Suis monté dans l’autocar pour Marseille et j’ai entendu « vous rappellerez à votre amie que c’est interdit de s’arrêter sur un arrêt de bus, elle peut se prendre une amende ! » Moi j’ai dit bonjour au chauffeur et « vous avez tout à fait raison c’est interdit, et vous avez raison de me le rappeler... » Il a souri.
Me suis avancé dans l’allée, me suis assis et ai entendu « personne respecte les règles de la route de toute façon.. » Me suis retourné.
« C’est vrai que pas mal de gens ne respectent pas les règles mais c’est pas une raison », ai-je répondu à l’unique voyageur, jeune homme déjà assis qui venait de m’interpeler. .
Voilà . Ca a commencé comme ça. Aussi simplement que ça.
Et puis nous avons continué à discuté. Moi de mon métier d’enseignant, lui de son métier d’ouvrier, de sa jeunesse. De sa copine, de ses origines algériennes, de l’élève « turbulent » qu’il était au collège, de son collègue qui vit dans un HLM tellement bruyant qu’il a dû voir un psy. De Bordeaux, de mes origines françaises, de l’enfant si sage que j’étais à l’école, de mes débuts dans les quartiers-Nord de Marseille.
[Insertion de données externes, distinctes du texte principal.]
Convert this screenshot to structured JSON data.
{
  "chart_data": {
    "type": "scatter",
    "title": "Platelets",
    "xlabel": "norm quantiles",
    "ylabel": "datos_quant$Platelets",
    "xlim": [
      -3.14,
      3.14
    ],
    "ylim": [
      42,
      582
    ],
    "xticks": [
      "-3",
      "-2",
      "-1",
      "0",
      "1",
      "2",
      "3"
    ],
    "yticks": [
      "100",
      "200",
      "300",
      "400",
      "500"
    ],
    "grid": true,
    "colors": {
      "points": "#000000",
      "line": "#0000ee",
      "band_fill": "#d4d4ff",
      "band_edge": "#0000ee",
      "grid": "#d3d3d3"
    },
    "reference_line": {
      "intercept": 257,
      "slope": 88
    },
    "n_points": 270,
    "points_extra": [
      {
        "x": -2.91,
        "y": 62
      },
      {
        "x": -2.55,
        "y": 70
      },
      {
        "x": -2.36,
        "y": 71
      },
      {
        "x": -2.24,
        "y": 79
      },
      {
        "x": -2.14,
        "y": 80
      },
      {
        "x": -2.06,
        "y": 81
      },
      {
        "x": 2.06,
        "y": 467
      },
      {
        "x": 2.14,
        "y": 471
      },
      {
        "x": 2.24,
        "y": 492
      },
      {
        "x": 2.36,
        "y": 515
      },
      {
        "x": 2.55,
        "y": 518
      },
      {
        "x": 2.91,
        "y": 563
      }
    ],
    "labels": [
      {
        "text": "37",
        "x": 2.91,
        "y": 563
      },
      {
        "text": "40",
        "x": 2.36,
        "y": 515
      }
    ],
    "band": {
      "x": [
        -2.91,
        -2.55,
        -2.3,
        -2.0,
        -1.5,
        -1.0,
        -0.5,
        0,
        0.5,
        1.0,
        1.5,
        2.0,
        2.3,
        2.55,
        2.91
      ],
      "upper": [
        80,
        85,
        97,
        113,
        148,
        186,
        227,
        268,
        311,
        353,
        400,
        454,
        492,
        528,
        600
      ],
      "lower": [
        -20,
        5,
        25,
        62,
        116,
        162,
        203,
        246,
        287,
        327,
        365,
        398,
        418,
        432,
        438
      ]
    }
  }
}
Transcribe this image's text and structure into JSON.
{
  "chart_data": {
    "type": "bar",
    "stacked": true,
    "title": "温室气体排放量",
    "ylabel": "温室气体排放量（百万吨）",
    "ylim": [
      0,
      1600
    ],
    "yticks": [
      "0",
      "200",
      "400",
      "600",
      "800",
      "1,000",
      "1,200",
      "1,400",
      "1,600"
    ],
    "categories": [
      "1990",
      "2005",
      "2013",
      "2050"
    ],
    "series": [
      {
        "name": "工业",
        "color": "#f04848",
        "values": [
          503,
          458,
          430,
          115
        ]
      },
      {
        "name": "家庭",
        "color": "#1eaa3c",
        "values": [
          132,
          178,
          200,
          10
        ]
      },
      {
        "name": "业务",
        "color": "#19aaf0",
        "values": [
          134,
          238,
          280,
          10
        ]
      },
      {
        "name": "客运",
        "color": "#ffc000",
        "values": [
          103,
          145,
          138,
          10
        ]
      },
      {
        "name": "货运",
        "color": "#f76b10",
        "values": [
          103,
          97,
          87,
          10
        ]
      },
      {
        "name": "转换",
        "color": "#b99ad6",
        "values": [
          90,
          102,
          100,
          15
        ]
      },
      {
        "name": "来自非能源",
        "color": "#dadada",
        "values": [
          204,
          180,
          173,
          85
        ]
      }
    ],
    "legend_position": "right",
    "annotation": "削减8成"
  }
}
J’ai été ému par ses mots parfois maladroits, son usage de l’impératif systématiquement incorrect. Je me suis demandé aussi pourquoi l’Ecole n’avait pas permis à ce jeune homme si enjoué, si enthousiaste, si courageux de maitriser ce putain de mode impératif !
On a parlé encore et encore presque une heure.
« Et vous vous êtes marié ? m’a-t-il demandé.
- Non.
- Vous avez des enfants ?
- Non.
- Et vous en voulez ? »
J’ai attendu un peu, pas longtemps, quelques secondes et puis …
« Tu sais, j’ai un copain, je suis homosexuel, c’est pas vraiment simple aujourd’hui en France d’avoir un enfant. Je ne me pose pas vraiment la question en fait… »
Je ne sais pas pourquoi je me suis inventé un copain.
« Et vous êtes heureux ? m’a-t-il demandé.
C’était si sincère que j’ai eu envie de l’embrasser.
On a parlé homophobie racisme société où tout va trop vite éducation avenir.
A la sortie du car, il m’a tendu la main : « Vraiment j’étais content de vous avoir rencontré.
- Moi aussi et soyez heureux ».
Il s’appelle Karim, il a 24 ans, il vit à Martigues. Une rencontre.